Department of Internal Medicine and Radboud Center for Infectious Diseases (RCI), Radboud Institute for Molecular Life Sciences (RIMLS), Radboud University Medical Center, Nijmegen, the Netherlands.
Department of Computational Biology for Individualised Infection Medicine, Centre for Individualised Infection Medicine (CiiM), a joint venture between the Helmholtz-Centre for Infection Research (HZI) and the Hannover Medical School (MHH), Hannover, Germany.
PLoS Biol. 2022 Sep 12;20(9):e3001765. doi: 10.1371/journal.pbio.3001765. eCollection 2022 Sep.

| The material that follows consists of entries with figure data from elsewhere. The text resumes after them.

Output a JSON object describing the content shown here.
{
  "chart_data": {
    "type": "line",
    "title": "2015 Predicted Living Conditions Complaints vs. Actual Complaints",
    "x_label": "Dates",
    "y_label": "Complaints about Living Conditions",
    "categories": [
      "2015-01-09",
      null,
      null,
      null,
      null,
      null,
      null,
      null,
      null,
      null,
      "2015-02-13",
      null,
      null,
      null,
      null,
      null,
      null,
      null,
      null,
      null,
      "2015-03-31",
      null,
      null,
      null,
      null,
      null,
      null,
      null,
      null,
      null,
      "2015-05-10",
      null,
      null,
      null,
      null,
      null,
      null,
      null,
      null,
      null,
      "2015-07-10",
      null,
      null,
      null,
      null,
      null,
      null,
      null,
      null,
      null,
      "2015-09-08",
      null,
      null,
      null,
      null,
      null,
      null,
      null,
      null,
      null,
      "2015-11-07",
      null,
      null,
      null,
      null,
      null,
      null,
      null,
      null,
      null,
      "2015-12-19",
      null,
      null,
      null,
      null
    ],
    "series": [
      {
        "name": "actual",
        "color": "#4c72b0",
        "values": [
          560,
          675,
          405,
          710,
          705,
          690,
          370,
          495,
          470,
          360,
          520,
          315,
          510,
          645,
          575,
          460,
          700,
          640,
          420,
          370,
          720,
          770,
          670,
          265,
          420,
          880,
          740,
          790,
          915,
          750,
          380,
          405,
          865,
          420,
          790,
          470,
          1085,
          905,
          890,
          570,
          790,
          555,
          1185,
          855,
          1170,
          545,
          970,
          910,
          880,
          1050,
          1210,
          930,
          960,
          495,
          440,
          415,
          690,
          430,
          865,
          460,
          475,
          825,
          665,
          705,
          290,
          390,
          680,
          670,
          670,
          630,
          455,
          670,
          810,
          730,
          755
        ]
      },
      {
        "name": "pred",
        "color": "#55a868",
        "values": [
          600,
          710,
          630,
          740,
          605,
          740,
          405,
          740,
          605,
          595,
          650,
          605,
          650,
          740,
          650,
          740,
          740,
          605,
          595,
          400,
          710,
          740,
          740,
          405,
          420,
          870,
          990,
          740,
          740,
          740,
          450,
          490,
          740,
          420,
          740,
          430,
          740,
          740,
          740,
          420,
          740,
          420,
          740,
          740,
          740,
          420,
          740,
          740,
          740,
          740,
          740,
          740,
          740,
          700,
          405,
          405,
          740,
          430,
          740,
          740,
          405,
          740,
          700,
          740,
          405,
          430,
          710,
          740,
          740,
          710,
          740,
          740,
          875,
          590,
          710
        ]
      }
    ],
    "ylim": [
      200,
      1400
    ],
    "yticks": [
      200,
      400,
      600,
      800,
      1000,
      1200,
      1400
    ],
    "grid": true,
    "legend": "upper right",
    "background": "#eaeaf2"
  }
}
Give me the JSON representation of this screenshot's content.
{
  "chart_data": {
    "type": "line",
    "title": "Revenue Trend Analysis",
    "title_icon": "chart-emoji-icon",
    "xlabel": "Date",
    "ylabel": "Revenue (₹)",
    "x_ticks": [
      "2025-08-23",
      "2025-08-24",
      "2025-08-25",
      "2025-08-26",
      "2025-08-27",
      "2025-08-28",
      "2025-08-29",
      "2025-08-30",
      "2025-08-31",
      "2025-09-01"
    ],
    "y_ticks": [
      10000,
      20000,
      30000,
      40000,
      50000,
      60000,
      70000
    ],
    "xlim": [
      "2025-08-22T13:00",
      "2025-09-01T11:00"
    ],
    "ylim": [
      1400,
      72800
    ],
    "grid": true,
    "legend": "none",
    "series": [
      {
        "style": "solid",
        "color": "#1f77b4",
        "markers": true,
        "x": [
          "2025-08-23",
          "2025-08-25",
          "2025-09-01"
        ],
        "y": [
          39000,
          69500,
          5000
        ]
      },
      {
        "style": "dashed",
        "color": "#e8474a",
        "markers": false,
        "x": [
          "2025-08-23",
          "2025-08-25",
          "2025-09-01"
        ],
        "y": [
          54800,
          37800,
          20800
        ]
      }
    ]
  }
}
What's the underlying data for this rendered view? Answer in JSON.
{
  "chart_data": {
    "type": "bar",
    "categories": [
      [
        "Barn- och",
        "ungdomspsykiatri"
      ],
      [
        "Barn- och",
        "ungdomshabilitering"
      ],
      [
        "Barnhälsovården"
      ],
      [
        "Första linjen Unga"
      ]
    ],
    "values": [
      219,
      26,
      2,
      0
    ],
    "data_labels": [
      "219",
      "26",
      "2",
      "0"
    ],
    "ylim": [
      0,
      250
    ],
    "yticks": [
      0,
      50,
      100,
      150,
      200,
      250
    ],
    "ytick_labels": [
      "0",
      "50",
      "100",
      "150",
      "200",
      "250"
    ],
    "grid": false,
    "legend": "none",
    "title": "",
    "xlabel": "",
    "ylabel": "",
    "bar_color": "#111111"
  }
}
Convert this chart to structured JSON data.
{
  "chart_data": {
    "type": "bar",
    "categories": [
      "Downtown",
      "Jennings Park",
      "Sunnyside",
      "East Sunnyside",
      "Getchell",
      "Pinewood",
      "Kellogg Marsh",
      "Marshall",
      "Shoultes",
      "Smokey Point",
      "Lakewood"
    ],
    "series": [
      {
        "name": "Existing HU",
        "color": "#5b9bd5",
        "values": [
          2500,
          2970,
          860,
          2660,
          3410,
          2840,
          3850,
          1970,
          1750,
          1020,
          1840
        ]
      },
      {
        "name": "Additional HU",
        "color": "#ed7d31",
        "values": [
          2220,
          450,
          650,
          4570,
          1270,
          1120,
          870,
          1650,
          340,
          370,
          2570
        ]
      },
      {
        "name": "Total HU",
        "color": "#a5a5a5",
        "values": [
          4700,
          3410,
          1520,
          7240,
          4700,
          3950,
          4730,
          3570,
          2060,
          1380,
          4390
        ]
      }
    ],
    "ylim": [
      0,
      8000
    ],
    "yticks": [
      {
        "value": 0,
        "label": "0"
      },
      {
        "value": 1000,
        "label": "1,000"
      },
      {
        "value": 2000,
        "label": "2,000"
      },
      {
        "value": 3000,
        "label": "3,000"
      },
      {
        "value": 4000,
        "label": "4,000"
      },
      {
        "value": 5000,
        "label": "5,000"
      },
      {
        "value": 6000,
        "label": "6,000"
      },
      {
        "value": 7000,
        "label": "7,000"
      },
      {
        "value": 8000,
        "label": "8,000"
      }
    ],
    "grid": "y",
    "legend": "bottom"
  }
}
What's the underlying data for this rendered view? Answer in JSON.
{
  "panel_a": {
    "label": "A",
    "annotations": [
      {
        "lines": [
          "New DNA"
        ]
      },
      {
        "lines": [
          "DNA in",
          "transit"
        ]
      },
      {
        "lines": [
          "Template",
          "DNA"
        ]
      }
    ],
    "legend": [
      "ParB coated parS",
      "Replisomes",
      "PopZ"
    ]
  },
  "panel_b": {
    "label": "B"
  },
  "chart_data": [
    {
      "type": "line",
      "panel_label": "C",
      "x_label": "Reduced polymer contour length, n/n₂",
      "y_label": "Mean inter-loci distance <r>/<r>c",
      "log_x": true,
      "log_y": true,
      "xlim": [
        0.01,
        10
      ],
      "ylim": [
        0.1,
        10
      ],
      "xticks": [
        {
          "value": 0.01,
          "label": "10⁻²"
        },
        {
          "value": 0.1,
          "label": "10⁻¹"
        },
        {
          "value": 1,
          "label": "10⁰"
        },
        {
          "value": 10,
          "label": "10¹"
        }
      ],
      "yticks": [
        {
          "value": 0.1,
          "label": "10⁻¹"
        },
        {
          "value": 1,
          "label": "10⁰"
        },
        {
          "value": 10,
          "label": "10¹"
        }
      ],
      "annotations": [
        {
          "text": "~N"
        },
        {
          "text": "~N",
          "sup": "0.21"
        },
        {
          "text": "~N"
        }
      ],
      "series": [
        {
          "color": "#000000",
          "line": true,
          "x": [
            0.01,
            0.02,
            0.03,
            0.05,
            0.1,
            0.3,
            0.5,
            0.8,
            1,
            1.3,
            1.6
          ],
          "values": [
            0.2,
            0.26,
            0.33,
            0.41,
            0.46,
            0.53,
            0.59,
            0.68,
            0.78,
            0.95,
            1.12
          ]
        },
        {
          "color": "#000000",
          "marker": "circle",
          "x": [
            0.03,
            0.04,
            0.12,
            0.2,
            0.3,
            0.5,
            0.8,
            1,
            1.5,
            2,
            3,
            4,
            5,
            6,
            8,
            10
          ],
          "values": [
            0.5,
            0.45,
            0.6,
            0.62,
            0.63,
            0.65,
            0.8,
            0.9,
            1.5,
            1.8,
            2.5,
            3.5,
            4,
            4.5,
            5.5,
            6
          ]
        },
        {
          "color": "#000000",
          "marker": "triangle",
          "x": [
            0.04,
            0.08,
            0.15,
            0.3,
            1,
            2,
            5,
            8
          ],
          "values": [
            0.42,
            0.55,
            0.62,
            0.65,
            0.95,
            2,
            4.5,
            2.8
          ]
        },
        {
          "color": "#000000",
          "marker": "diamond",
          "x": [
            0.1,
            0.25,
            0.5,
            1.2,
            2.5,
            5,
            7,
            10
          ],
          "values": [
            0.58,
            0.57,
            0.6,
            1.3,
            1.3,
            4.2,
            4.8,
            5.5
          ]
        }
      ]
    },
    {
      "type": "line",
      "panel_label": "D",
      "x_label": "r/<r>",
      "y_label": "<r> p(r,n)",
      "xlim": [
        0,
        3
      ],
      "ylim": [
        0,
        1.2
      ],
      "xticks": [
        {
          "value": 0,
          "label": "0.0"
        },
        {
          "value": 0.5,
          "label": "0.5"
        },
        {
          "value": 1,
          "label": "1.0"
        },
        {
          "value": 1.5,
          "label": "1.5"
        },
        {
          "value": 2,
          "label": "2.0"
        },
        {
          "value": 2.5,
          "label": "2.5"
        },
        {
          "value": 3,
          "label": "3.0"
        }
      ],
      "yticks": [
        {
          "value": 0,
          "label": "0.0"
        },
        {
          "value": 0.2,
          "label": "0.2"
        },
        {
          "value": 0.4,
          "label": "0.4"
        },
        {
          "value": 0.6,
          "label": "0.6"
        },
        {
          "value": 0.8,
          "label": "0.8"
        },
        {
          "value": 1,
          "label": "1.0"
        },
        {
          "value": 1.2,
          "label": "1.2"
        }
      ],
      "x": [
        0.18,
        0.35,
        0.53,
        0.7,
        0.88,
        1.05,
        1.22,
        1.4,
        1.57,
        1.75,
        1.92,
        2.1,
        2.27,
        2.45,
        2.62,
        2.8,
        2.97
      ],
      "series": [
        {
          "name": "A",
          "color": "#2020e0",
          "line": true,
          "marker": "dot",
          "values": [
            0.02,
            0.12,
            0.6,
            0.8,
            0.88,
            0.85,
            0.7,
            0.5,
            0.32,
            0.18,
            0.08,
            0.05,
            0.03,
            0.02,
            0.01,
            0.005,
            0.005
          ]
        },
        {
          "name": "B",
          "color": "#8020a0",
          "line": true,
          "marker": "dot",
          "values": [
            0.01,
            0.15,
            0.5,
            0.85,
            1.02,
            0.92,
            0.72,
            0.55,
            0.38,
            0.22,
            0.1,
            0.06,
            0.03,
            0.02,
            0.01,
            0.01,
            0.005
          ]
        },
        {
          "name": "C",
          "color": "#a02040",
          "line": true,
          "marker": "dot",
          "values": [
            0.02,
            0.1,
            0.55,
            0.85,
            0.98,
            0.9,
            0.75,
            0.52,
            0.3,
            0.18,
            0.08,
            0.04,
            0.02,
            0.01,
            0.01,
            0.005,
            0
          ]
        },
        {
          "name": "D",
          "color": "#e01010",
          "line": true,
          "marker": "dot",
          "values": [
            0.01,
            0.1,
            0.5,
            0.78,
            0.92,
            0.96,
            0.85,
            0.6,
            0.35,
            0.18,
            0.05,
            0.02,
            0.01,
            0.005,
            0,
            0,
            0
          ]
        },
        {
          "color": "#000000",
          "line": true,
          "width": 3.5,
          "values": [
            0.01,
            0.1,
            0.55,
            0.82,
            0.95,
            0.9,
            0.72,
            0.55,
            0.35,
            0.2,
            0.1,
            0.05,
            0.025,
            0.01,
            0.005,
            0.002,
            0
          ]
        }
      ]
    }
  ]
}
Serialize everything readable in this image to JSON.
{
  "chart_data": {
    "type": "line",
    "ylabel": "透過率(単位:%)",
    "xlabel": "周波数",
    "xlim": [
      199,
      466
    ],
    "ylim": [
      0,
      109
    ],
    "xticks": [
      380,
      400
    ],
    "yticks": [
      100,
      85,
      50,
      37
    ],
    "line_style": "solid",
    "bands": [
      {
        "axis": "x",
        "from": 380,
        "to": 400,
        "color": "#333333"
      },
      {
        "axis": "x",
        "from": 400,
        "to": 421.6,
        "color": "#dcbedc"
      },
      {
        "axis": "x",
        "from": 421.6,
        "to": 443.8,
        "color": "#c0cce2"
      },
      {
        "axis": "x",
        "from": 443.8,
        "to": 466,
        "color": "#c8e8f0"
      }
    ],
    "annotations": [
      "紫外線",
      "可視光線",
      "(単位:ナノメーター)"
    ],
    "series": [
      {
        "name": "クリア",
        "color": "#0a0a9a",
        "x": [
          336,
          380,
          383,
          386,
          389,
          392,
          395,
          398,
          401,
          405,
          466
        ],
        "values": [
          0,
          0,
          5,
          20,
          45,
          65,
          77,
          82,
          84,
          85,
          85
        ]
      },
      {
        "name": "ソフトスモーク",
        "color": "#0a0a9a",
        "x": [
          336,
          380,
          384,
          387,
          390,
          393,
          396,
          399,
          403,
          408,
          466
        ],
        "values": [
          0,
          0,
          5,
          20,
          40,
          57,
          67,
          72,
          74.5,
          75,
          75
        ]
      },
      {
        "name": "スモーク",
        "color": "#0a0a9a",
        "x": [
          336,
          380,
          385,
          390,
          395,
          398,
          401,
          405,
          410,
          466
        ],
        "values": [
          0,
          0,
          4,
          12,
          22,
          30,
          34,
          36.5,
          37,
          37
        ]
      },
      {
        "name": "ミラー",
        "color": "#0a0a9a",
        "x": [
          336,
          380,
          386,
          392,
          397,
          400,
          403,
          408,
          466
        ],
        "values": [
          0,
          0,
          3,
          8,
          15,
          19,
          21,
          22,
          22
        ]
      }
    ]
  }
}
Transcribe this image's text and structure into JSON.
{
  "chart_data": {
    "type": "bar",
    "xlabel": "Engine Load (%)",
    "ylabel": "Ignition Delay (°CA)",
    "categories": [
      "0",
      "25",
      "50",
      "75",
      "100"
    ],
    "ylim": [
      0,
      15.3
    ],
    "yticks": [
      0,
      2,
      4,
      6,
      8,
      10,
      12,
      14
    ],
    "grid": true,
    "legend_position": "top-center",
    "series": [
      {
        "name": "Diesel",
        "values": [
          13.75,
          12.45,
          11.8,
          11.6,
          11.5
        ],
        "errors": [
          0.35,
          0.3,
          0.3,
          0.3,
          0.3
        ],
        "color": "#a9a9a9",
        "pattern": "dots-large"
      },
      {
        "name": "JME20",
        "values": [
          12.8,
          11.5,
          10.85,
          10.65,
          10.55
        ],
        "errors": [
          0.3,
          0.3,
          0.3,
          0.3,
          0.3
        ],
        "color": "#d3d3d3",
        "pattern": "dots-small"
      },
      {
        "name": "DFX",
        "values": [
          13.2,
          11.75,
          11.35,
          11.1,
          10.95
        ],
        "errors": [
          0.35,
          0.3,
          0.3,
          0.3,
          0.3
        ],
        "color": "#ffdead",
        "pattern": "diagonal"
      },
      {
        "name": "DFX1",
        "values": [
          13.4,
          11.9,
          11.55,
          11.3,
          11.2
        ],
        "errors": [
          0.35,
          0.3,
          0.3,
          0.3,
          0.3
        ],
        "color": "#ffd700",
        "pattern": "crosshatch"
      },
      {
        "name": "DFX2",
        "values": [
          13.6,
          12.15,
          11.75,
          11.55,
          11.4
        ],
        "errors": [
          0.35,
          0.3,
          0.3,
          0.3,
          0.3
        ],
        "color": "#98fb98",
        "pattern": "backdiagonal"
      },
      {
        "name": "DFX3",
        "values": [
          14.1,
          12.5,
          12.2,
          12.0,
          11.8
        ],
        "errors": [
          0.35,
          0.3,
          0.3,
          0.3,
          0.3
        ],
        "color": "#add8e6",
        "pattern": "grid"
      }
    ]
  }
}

The antituberculosis vaccine Bacillus Calmette-Guérin (BCG) induces nonspecific protection against heterologous infections, at least partly through induction of innate immune memory (trained immunity). The amplitude of the response to BCG is variable, but the factors that influence this response are poorly understood. Metabolites, either released by cells or absorbed from the gut, are known to influence immune responses, but whether they impact BCG responses is not known. We vaccinated 325 healthy individuals with BCG, and collected blood before, 2 weeks and 3 months after vaccination, to assess the influence of circulating metabolites on the immune responses induced by BCG. Circulating metabolite concentrations after BCG vaccination were found to have a more pronounced impact on trained immunity responses, such as the increase in IL-1β and TNF-α production upon Staphylococcus aureus stimulation, than on specific adaptive immune memory, assessed as IFN-γ production in response to Mycobacterium tuberculosis. Circulating metabolites at baseline were able to predict trained immunity responses at 3 months after vaccination and enrichment analysis based on the metabolites positively associated with trained immunity revealed enrichment of the tricarboxylic acid (TCA) cycle and glutamine metabolism, both of which were previously found to be important for trained immunity. Several new metabolic pathways that influence trained immunity were identified, among which taurine metabolism associated with BCG-induced trained immunity, a finding validated in functional experiments. In conclusion, circulating metabolites are important factors influencing BCG-induced trained immunity in humans. Modulation of metabolic pathways may be a novel strategy to improve vaccine and trained immunity responses.
卡介苗(BCG)作为一种抗结核疫苗,可诱导针对异源感染的非特异性保护,至少部分是通过诱导固有免疫记忆(训练免疫)实现的。BCG 反应的幅度是可变的,但影响这种反应的因素知之甚少。细胞释放或从肠道吸收的代谢物已知会影响免疫反应,但它们是否会影响 BCG 反应尚不清楚。我们用 BCG 对 325 名健康个体进行了疫苗接种,并在接种前、接种后 2 周和 3 个月采集血液,以评估循环代谢物对 BCG 诱导的免疫反应的影响。我们发现,BCG 接种后循环代谢物浓度对训练免疫反应的影响更为显著,例如金黄色葡萄球菌刺激后 IL-1β 和 TNF-α 产生的增加,而对特异性适应性免疫记忆的影响较小,这是通过对结核分枝杆菌的 IFN-γ 产生来评估的。接种前的循环代谢物能够预测接种后 3 个月的训练免疫反应,并且基于与训练免疫呈正相关的代谢物的富集分析揭示了三羧酸(TCA)循环和谷氨酰胺代谢的富集,这两者之前都被发现对训练免疫很重要。还确定了一些影响训练免疫的新代谢途径,其中牛磺酸代谢与 BCG 诱导的训练免疫有关,这一发现通过功能实验得到了验证。总之,循环代谢物是影响人类 BCG 诱导的训练免疫的重要因素。代谢途径的调节可能是提高疫苗和训练免疫反应的新策略。